Campbell, also Canada’s first female justice minister, referred to research and positions of major international corporations that have shown "the presence of women in senior management improves corporate performance."

"As women have become participants, they have become players and they have changed the agenda and they have also demonstrated their efficacy," Campbell said.

She gave the example of the Ontario Securities Commission, which she said has come out with a "comply or explain" directive to Ontario registered companies to put women on their boards of directors.

But Campbell didn’t try to gloss over the fact that women still have barriers to break down: in traditionally male-dominated professions, and in countries where women "are still considered property."

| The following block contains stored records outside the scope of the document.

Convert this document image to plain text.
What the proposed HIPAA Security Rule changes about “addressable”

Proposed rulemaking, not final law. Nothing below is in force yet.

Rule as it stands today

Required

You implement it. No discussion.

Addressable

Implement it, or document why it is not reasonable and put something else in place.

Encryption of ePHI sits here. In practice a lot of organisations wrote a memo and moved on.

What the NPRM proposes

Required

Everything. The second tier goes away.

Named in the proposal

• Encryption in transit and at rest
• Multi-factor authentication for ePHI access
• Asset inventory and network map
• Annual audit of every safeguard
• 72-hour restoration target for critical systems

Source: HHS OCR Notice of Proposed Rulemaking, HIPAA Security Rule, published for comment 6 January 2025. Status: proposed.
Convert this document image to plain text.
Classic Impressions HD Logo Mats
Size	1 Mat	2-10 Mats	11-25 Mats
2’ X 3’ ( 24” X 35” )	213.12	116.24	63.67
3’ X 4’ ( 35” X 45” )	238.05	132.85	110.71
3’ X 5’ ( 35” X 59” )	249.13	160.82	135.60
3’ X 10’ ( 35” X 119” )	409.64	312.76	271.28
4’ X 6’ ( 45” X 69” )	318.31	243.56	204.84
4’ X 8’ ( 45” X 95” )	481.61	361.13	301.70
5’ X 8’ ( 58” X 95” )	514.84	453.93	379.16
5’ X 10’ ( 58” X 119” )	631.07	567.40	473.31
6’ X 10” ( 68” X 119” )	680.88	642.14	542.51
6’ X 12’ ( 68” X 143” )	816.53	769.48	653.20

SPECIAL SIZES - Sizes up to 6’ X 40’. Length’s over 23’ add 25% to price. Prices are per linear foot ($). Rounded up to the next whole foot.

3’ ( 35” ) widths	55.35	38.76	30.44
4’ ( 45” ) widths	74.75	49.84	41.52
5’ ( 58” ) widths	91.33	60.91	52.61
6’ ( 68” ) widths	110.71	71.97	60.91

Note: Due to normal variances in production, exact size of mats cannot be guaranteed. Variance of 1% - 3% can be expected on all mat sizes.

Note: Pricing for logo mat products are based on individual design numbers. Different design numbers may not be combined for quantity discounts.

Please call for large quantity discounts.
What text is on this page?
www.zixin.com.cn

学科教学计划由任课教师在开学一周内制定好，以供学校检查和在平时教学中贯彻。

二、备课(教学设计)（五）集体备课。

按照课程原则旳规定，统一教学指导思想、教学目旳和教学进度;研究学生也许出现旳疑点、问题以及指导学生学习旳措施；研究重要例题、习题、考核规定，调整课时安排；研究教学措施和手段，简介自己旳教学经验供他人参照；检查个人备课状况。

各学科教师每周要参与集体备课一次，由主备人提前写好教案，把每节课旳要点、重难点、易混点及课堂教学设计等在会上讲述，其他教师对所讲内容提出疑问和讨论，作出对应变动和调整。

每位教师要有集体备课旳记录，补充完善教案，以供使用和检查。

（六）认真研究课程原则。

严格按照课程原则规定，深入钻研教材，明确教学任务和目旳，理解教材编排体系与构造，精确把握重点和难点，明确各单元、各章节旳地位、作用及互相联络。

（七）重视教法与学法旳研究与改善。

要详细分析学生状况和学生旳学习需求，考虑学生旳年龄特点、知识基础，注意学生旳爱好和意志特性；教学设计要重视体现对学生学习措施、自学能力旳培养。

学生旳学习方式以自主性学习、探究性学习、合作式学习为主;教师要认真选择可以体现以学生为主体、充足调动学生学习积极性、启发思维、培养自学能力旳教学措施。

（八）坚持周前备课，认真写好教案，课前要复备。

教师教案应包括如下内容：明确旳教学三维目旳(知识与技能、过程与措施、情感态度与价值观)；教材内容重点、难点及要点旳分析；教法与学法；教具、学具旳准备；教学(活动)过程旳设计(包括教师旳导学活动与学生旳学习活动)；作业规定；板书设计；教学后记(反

"Over the years, there’s been a lot of struggle and there are a lot of issues to resolve. But because women did struggle and because they insisted on doing what they knew they could do, many hearts were broken," she said. "Not every woman who wanted to make a career in business or who wanted to make a career in a certain profession got an opportunity to do that. But enough did so that their performance has been evaluated and the story is incredibly positive. So for young women today, it’s not that there’s not barriers, there still are. There are male-dominated cultures. But there is no longer any doubt of their ability to do the job. So it’s a different conversation."

Calantha Jensen, a recent University of Winnipeg graduate with a double major in human rights and conflict resolution, said she enjoyed Campbell’s candour.

"I’ve always been very interested in human rights and women’s rights and I feel like she has a lot of in-depth understanding of the issues that women face having held the positions that she has," Jenson, 24, said. She met Campbell personally following the speech.

"I feel like she is a very important spokesperson, given her life experience. I’m so glad I came here and heard what she had to say. A lot of what she said really spoke to me."

Campbell said "there’s much more that we need to do" but it is important to acknowledged that "women have made huge, huge strides."

"They’ve made huge, huge advances in changing that conversation and dispelling the notion that they don’t belong," Campbell said. "As we come to break down those barriers, it helps create a mindset (in male-dominated areas) of less hubris and more willingness to ask questions and willingness to ask, am I making a fair judgment? Or am I making a judgment based on implicit attitudes because I’ve accepted people like that as being part of my environment?"

She took questions from the floor and from social media at the end of her 30-minute speech.